A Geometry Modeling and Optimization Pipeline for the Atrioventricular Heart Valves

Abstract

This research aims to develop a pipeline for modeling the tricuspid heart valve that can be used as an adaptable tool for furthering research in the field, including treatment options for heart valve disease such as functional tricuspid regurgitation. We first gathered data from micro-computed tomography scans of porcine heart valves to extract the valve shape and identify the annulus. The data were transformed and sent to a CAD modeling software in a streamlined process.
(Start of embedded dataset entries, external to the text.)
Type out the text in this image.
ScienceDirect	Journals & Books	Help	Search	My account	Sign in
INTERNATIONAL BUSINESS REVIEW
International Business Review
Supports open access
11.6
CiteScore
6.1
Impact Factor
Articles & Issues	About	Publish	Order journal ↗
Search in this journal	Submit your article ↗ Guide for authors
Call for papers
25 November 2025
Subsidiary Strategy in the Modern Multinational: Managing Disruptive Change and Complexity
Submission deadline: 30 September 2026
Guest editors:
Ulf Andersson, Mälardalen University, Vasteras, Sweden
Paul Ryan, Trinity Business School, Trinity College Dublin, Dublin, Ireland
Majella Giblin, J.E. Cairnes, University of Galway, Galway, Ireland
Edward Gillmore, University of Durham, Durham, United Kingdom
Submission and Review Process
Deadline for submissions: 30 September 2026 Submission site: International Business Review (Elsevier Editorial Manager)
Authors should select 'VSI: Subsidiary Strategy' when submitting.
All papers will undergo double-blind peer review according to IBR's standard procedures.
We then combined the initial shape of the valve with a set of input parameters to define a leaflet surface and chordae tendineae using non-uniform rational B-splines (NURBS). The resulting model was used to represent the valve's shape, which we provide examples of using multiple patient data sets. We also combined the model with a nonlinear isotropic constitutive model for the leaflets to directly use isogeometric analysis (IGA) to evaluate the closure of the valve. This valve model creation, using only a set of initial data and input parameters, was combined with a genetic algorithm search pattern to demonstrate optimization capabilities of the modeling pipeline. The pipeline was used to minimize an objective function for the coaptation area of the valve model, which affects the quality of the valve's closure and reduces chances of tricuspid regurgitation. The presented modeling pipeline provides the next step in streamlining the process from data acquisition to improving biomechanical understanding of the tricuspid valve, bridging the research gap currently present with the tricuspid valve.